OpenTelemetry#

Portions of Arrow C++ are instrumented with the OpenTelemetry C++ SDK which makes it possible to generate detailed tracing information which can be analyzed in other tools.

Creating a Build with OpenTelemetry Tracing Enabled#

OpenTelemetry tracing is not turned on by default so you must first create a custom build of Arrow C++ with tracing turned on. See Building Arrow C++ for general instructions on creating a custom build.

To enable tracing, specify ARROW_WITH_OPENTELEMETRY=ON when generating your build. You may also want to specify CMAKE_BUILD_TYPE=RelWithDebInfo in order to get representative timings while retaining debug information.
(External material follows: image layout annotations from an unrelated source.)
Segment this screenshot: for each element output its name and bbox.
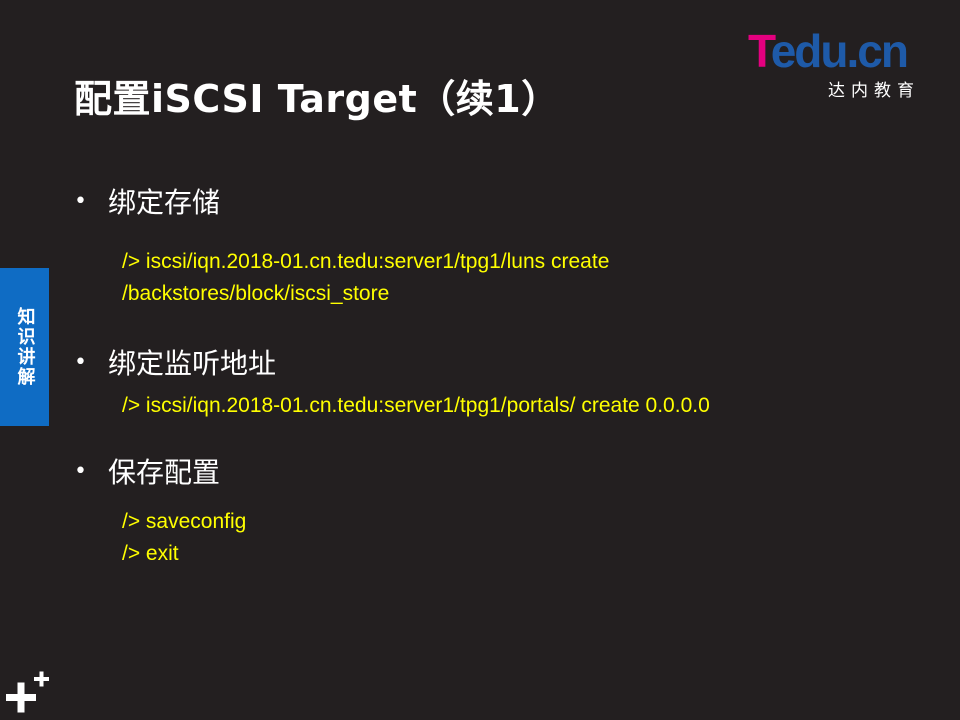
- bullet-bind-portal: • 绑定监听地址: [74, 342, 276, 382]
- bullet-label: 绑定存储: [108, 186, 221, 219]
- logo-letter-t: T: [748, 25, 773, 77]
- command-block-storage: /> iscsi/iqn.2018-01.cn.tedu:server1/tpg…: [122, 246, 609, 310]
- side-tab-label: 知识讲解: [14, 307, 36, 387]
- bullet-label: 保存配置: [108, 456, 221, 489]
- tedu-logo: Tedu.cn 达内教育: [748, 25, 938, 101]
- logo-subtitle: 达内教育: [828, 81, 920, 101]
- bullet-save-config: • 保存配置: [74, 451, 220, 491]
- slide-title: 配置iSCSI Target（续1）: [74, 77, 560, 121]
- command-block-portal: /> iscsi/iqn.2018-01.cn.tedu:server1/tpg…: [122, 390, 710, 422]
- command-line: /backstores/block/iscsi_store: [122, 282, 390, 305]
- logo-wordmark: Tedu.cn: [748, 25, 909, 77]
- bullet-dot-icon: •: [74, 349, 87, 375]
- command-line: /> iscsi/iqn.2018-01.cn.tedu:server1/tpg…: [122, 394, 710, 417]
- side-tab-knowledge: 知识讲解: [0, 268, 49, 426]
- command-line: /> saveconfig: [122, 510, 247, 533]
- bullet-dot-icon: •: [74, 458, 87, 484]
- command-line: /> exit: [122, 542, 179, 565]
- plus-icon: [6, 671, 49, 713]
- slide: 配置iSCSI Target（续1） Tedu.cn 达内教育 知识讲解 • 绑…: [0, 0, 960, 720]
- logo-domain: edu.cn: [770, 25, 909, 77]
- command-line: /> iscsi/iqn.2018-01.cn.tedu:server1/tpg…: [122, 250, 610, 273]
- bullet-bind-storage: • 绑定存储: [74, 181, 220, 221]
- bullet-dot-icon: •: [74, 188, 87, 214]
- bullet-label: 绑定监听地址: [108, 347, 277, 380]
- command-block-save: /> saveconfig /> exit: [122, 506, 246, 570]
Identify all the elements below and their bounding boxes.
Exporting Tracing Information#

By default, no tracing information is exported until a tracing backend has been specified. The choice of tracing backend is controlled with the ARROW_TRACING_BACKEND environment variable. Possible values are:

  • ostream: emit textual log messages to stdout

  • otlp_http: emit OTLP JSON encoded traces to a HTTP server (by default, the endpoint URL is “http://localhost:4318/v1/traces”)

  • arrow_otlp_stdout: emit JSON traces to stdout

  • arrow_otlp_stderr: emit JSON traces to stderr

For example, to enable exporting JSON traces to stdout, set:

export ARROW_TRACING_BACKEND=arrow_otlp_stdout

At this point, running the program you’ve linked to your custom build of Arrow C++ should produce JSON traces on stdout.

Visualizing Traces with Jaeger UI#

Analyzing trace information exported to stdout/stderr may involve writing custom processing scripts. As an alternative – or even a complement – to this process, the “all-in-one” Jaeger Docker image is a relatively straightforward way of visualizing trace data and is suitable for local development and testing.

Note: This assumes you have Docker installed.

First, change your tracing backend to otlp_http:

export ARROW_TRACING_BACKEND=otlp_http

Then start the Jaeger all-in-one container:

docker run \
  -e COLLECTOR_OTLP_ENABLED=true \
  -p 16686:16686 \
  -p 4317:4317 \
  -p 4318:4318 \
  jaegertracing/all-in-one:1.35

Now you should be able to run your program and view any traces in a web browser at http://localhost:16686. Note that unlike with other methods of exporting traces, no output will be made to stdout/stderr. However, if you tail your Docker container logs, you should see output when traces are received by the all-in-one container.